By Dave Wells

At a recent community meeting on the state’s budget crisis with Republican and Democratic legislators a courageous Karen Ickes shared her family crisis. Both her husband and she are unemployed, but, after losing her job, for eight weeks her family had to survive without receiving an unemployment check.

She told state legislators how deeply this impacted her family. She held back tears as she revealed some of the tough questions she struggled with daily: “How do you tell your kids, you’re close to being homeless?” “How do you tell your children, they may not be able to afford to keep the pets that have always been part of your family?” And “How do you respond when your daughter offers her birthday money to help pay the rent?”

Karen’s family is not alone.

Arizona’s antiquated unemployment processing system leaves most workers waiting weeks for their first check. Half of those qualifying for unemployment benefits wait at least six weeks for their first check, according to the Department of Economic Security. Although when the check arrives it includes payment for the missing weeks, families wait weeks trying to survive a financial crisis not knowing when, or if, their check will come. Foisting such added suffering upon struggling families is intolerable.

The federal stimulus package includes $150 million for Arizona to upgrade this system, enabling faster processing. However, the governor and legislature have not accepted it because the federal government requires us to do more for the unemployed in order to qualify.

For $50 million, Arizona would have to allow workers to include the last full quarter they worked before they lost their job if it helps them meet the minimum earnings requirements to qualify for unemployment insurance benefits. Under current law if you lost your job this month, the last quarter of earnings that would count toward your unemployment insurance eligibility would be the one which ended five months ago in December. April to May is an incomplete quarter and the last full quarter, January to March, is excluded.

Back in the pre-electronic submission age, such delays were necessary, because earnings paperwork would not yet have been received and processed by the state. But in an age where you can pay your bills online, the state doesn’t need those extra months to keep records up to date, and it unnecessarily prevents many workers from qualifying for benefits.

For the remaining $100 million, Arizona would have to do just one of three things to expand eligibility or benefits in order to qualify. We could add $15 a week per child for families with children or, alternatively, enable those seeking part-time work or permit those enrolled in qualifying work training programs to qualify for unemployment insurance benefits.

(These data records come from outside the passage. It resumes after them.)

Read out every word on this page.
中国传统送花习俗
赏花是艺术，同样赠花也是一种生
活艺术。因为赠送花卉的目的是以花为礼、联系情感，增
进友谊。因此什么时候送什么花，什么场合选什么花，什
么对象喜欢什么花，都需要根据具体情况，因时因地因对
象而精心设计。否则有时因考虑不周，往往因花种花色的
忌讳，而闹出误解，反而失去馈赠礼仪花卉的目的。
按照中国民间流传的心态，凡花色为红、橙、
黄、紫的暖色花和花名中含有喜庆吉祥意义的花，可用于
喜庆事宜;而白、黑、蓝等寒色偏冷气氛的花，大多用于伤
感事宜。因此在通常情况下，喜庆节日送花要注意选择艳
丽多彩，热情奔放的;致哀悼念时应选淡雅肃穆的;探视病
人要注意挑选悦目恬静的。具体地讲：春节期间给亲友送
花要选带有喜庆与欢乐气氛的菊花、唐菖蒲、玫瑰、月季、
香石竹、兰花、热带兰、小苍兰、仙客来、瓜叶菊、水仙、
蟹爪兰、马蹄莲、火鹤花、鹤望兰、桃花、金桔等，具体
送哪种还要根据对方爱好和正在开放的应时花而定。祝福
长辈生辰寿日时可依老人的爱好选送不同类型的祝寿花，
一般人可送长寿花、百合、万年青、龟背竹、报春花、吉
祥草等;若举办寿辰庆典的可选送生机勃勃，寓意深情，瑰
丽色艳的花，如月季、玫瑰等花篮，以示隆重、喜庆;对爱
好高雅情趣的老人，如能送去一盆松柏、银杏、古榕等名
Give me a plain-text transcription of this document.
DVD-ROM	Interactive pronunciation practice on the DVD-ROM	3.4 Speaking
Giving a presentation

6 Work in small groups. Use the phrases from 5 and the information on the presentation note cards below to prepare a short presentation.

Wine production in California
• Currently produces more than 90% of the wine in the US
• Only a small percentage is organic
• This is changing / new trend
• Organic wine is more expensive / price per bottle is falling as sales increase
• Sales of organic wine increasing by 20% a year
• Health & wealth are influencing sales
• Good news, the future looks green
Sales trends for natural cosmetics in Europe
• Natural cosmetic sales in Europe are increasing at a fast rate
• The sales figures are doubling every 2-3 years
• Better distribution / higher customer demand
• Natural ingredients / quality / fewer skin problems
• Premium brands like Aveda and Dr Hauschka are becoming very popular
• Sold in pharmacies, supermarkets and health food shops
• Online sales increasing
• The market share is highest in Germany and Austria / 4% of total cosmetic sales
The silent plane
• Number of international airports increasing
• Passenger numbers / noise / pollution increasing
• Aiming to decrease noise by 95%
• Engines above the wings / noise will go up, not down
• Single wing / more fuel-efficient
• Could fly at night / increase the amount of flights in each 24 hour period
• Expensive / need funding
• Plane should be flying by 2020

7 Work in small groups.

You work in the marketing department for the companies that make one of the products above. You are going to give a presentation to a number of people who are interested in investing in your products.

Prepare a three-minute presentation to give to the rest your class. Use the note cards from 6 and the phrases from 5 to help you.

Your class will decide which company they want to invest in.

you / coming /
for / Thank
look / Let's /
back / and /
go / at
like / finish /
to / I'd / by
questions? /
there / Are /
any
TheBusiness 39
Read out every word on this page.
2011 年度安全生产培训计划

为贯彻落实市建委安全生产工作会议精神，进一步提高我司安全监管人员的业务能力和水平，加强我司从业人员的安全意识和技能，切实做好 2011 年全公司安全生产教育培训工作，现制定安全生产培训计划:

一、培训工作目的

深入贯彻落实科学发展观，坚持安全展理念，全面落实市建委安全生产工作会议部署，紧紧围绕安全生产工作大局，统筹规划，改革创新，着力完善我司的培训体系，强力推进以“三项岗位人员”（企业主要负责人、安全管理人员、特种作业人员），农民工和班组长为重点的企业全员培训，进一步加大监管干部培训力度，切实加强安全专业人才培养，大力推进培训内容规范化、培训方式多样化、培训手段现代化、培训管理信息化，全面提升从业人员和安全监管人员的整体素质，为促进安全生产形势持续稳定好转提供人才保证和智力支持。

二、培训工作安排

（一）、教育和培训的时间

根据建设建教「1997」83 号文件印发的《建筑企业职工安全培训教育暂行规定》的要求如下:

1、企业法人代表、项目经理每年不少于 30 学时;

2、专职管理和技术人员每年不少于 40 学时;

These are relatively simple options and the $150 million stimulus funds would not only pay to modernize our processing system, but also cover about 10 years of the cost of the added benefits according to the National Employment Law Center.

The legislature has shown a capacity to act. Just a few weeks ago the Arizona legislature passed a proposal expanding the weeks of benefits those unemployed might qualify for, but in that case, the federal government made it easy. They said the state could sunset the extension when the federal government stopped paying for it.

But when the federal government offers to pay to modernize our processing system and pay for the added benefit cost for a decade, we should take them up on the offer, instead of doing nothing.
Wells holds a doctorate in Political Economy and Public Policy and teaches at Arizona State University. The views expressed are his own.
Copyright © 2009 by the Arizona Editorial Forum. 5/09


Anonymous said...

Amen, Mr. Wells! As a benefits recipient, I can tell you that it's a part-time job just wading through the overly-wordy application process. The state is so overwhelmed with benefits applications, it's impossible to reach a live body to help you navigate the system.

If you finally get awarded a benefits claim, God forbid you should have a glitch, once it gets up and running. If you or the AZUI online system makes an error in filing your claim, you are told by all resources to "call the hotline" to fix it; online reinstatement is not available.

However, calling requires hours of redial to get an actual answer instead of a busy signal; if you get past the "we are experiencing high call volume, please call back later" recording, you enter all kinds of information only to reach a second pre-recorded greeting that tells you the system is experiencing "difficulties," call back in an hour. Essentially, it's a completely vicious circle, a dead end.

I have been without benefits for a month through no fault of my own and can't resolve it. This is completely unacceptable.

How ironic that, at a time when we're supposed to be looking for re-employment, the very system set up to help Arizona's unemployed is trapping us in a bog of bureaucracy.

Wild Horse Farm said...

I have been on unemployment and when I first started my unemployment it took 4 weeks because the state balked about the 2 1/2 hours of vacation that I had left when I got laid off. The state of Arizona also cheated me out of $266.00 at the end of my unemployment so I re-applied for extended unemployment and it has been three weeks and still nothing from the State of Arizona or any unemployment. I'm also at the point of loosing my house and all of my personal belongings as I can't find a job nor is the State of Arizona giving me any unemployment to pay my bills. I have been searching for a job for over 1 year now and only had 3 interviews for jobs. I only apply for jobs that I'm qualified for and because I'm over 55 I don't get the interviews. These companies only want to hire young people with no experience thinking that they would learn better than an older more people experienced employee. Talk about age discrimination. It's live and well all over.